Dr. Seçkin, doğru beslenmenin beyin sağlığı üzerindeki kritik rolünü bir kez daha hatırlatarak, "Beyin uykuda bile enerji harcıyor. Beynin en temel yakıtı ise şekerdir. Ancak kan şekerinin dengede tutulması şart. Beslenme alışkanlıklarını düzenleyerek, metabolizmayı ve beyin sağlığını korumak mümkündür. Çocukluk çağında sağlıklı beyin gelişimi için doğru beslenmek çok önemli. Yanlış beslenme alışkanlıkları insülin direncine yol açabiliyor. Erken yaşlarda karbonhidratlardan zengin bir beslenme, insülin direncine neden olarak beyin fonksiyonlarını olumsuz etkiliyor. İnsülin direnci, dikkat dağınıklığı, öğrenme güçlüğü ve unutkanlığa yol açıyor" dedi.

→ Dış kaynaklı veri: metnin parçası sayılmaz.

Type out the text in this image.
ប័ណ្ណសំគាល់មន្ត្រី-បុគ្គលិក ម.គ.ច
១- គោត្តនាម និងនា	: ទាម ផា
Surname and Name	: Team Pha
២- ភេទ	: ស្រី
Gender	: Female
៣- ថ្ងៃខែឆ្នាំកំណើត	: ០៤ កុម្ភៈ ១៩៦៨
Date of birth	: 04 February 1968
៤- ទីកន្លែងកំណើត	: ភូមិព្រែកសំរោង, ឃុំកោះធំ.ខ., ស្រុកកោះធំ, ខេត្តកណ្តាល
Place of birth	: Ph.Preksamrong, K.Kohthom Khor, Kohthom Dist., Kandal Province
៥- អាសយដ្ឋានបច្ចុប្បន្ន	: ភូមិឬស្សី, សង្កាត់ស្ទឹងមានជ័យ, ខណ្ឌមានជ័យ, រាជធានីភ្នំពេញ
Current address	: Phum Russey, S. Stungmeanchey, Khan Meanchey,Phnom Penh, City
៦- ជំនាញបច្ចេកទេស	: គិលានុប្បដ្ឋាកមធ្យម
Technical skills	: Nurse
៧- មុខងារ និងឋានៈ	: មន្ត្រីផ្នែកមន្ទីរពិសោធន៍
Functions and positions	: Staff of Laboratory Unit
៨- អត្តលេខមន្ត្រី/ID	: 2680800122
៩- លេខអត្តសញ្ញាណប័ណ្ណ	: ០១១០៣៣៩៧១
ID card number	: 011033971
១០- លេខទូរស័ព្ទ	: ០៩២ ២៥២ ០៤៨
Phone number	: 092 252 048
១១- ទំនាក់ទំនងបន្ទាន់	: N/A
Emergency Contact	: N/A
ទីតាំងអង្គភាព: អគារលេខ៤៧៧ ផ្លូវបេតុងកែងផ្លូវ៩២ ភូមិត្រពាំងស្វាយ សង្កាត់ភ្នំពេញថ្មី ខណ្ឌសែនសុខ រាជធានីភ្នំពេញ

Şekerden zengin işlenmiş gıdaların beyin üzerinde ciddi olumsuz etkileri olduğunu kaydeden Dr. Seçkin, bu tür gıdaların dopamin salgısını artırarak kısa süreli haz sağladığını, ancak uzun vadede bağımlılık ve psikolojik bozukluklara yol açabileceğini ifade etti.
Seçkin, "Bu gıdalar, beyin probiyotiklerini bozarak depresyon, anksiyete ve kaygı bozukluğuna neden olabilir" dedi.
Akdeniz diyetinin, beyin sağlığı için en uygun beslenme türü olduğunu belirten Dr. Seçkin, "Batı diyetlerine kıyasla, Akdeniz diyeti depresif bozukluklar üzerinde olumlu bir etkiye sahiptir ve hatta demans riskini bile azaltır. Çeşitli baklagiller, yeşillikler, zeytinyağı ve deniz ürünleri içeren bu diyet, beyin sağlığını destekler" ifadelerini kullandı.
Beynin sevdiği bazı besinler var ve bunlar arasında liften zengin bitkisel besinler, işlenmemiş doğal yiyecekler, Omega-3 ve zeytinyağı gibi doymamış yağlar bulunuyor. Dr. Seçkin, bu tür besinlerin beyin onarımı ve işlevselliği için hayati önem taşıdığını sözlerine ekledi.